En complément, « un nouvel acte de décentralisation » devrait voir le jour en 2020. Les collectivités locales pourraient donc se voir confier de nouvelles compétences. Mais Emmanuel Macron a prévenu : les collectivités devront pleinement en assurer la responsabilité, sans appeler l’État au secours.

En ce qui concerne les hauts fonctionnaires, le chef de l’État a confirmé qu’il allait supprimer l’ENA. Une mission devra « refonder » le mode de formation et de recrutement des hauts fonctionnaires. Les « grands corps », c’est-à-dire les filières qui permettent aux jeunes hauts fonctionnaires de démarrer leurs carrières au sommet (Conseil d’État, Cour des comptes, inspection générale des finances) seront aussi supprimés. Les jeunes recrues devraient d’abord être « mises à l’épreuve ».

Education : Pas plus de 24 élèves dans les classes

Affirmant sa volonté de ne voir aucun hôpital ni aucune école fermer lors de son quinquennat, le chef de l’Etat a rappelé son souhait que les classes allant de la grande section de maternelle au CE1 ne comportent jamais plus de 24 élèves. Autre mesure : le locataire de l’Elysée veut « étendre le dédoublement des classes de CP et de CE1 », qui réduit fortement le nombre d’élèves par classe. Un système mis en place en 2017 et qui a, selon lui, de « très bon résultats dans les quartiers défavorisés ».

Pouvoir d’achat : Les retraités cajolés, les impôts baissés, les mères seules aidées

Touchés de plein fouet par la hausse de la CSG, les retraités avaient manifesté à plusieurs reprises pendant les deux premières années du quinquennat. Le gouvernement avait déjà partiellement reculé, en supprimant cette hausse pour 300.000 retraités en décembre dernier. Ce jeudi, Emmanuel Macron est allé plus loin, en annonçant la réindexation des retraites sur l’inflation : celles inférieures à 2.000 euros seront concernées en 2020, celles supérieures à ce montant en 2021. Cela évitera à ceux qui perçoivent des pensions une perte de pouvoir d’achat, comme cela avait été le cas en 2018 et 2019 notamment.

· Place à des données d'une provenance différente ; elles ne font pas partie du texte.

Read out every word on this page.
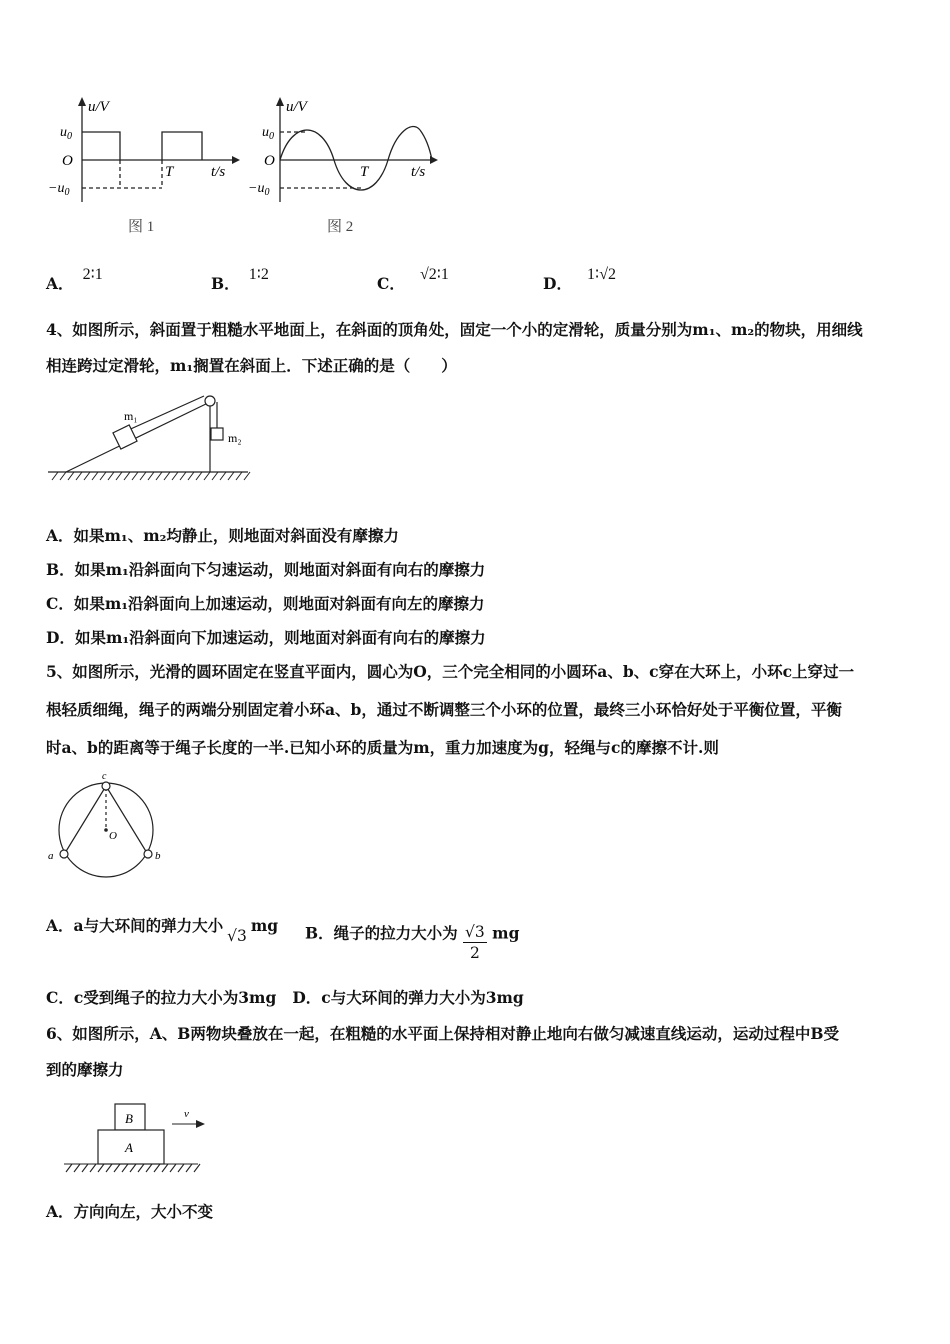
u/V
$u_0$
O
$-u_0$
T	t/s
图 1
u/V
$u_0$
O
$-u_0$
T	t/s
图 2
A． 2∶1	B． 1∶2	C． √2∶1	D． 1∶√2
4、如图所示，斜面置于粗糙水平地面上，在斜面的顶角处，固定一个小的定滑轮，质量分别为m₁、m₂的物块，用细线
相连跨过定滑轮，m₁搁置在斜面上．下述正确的是（　　）
m₁
m₂
A．如果m₁、m₂均静止，则地面对斜面没有摩擦力
B．如果m₁沿斜面向下匀速运动，则地面对斜面有向右的摩擦力
C．如果m₁沿斜面向上加速运动，则地面对斜面有向左的摩擦力
D．如果m₁沿斜面向下加速运动，则地面对斜面有向右的摩擦力
5、如图所示，光滑的圆环固定在竖直平面内，圆心为O，三个完全相同的小圆环a、b、c穿在大环上，小环c上穿过一
根轻质细绳，绳子的两端分别固定着小环a、b，通过不断调整三个小环的位置，最终三小环恰好处于平衡位置，平衡
时a、b的距离等于绳子长度的一半.已知小环的质量为m，重力加速度为g，轻绳与c的摩擦不计.则
c
O
a	b
A．a与大环间的弹力大小√3mg B．绳子的拉力大小为 $\frac{√3}{2}$ mg
C．c受到绳子的拉力大小为3mg D．c与大环间的弹力大小为3mg
6、如图所示，A、B两物块叠放在一起，在粗糙的水平面上保持相对静止地向右做匀减速直线运动，运动过程中B受
到的摩擦力
B
A
v
A．方向向左，大小不变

Sur les impôts, le chef de l’État a promis « des baisses pour ceux qui travaillent », laissant au gouvernement le soin de préciser l’ampleur de cette réduction fiscale, tout en évoquant une baisse de l’impôt sur le revenu de 5 milliards d’euros. Un projet qui doit passer, selon lui, par la suppression de certaines niches fiscales et par le fait de « travailler plus ». Mais comment ? Emmanuel s’est dit défavorable à la suppression d’un jour férié ou au recul de l’âge de départ à la retraite, et mise sur un allongement de la durée des cotisations, sur laquelle doit travailler le gouvernement. Il s’est également opposé au rétablissement de l’ISF, estimant que sa transformation en impôt sur la fortune immobilière (IFI) permettait « d’encourager l’investissement ». « C’est une réforme pour produire, pas un cadeau pour les plus fortunés » a-t-il asséné.

En parallèle, le président souhaite apporter une aide aux familles monoparentales, et plus particulièrement aux mères seules. L’idée : donner la prérogative à la Caisse d’allocations familiales pour qu’elle puisse aller prélever directement les pensions alimentaires quand elles ne sont pas versées. Un moyen, selon le chef de l’Etat, de ne pas faire payer à ces mères « l’incivisme de leurs anciens conjoints ».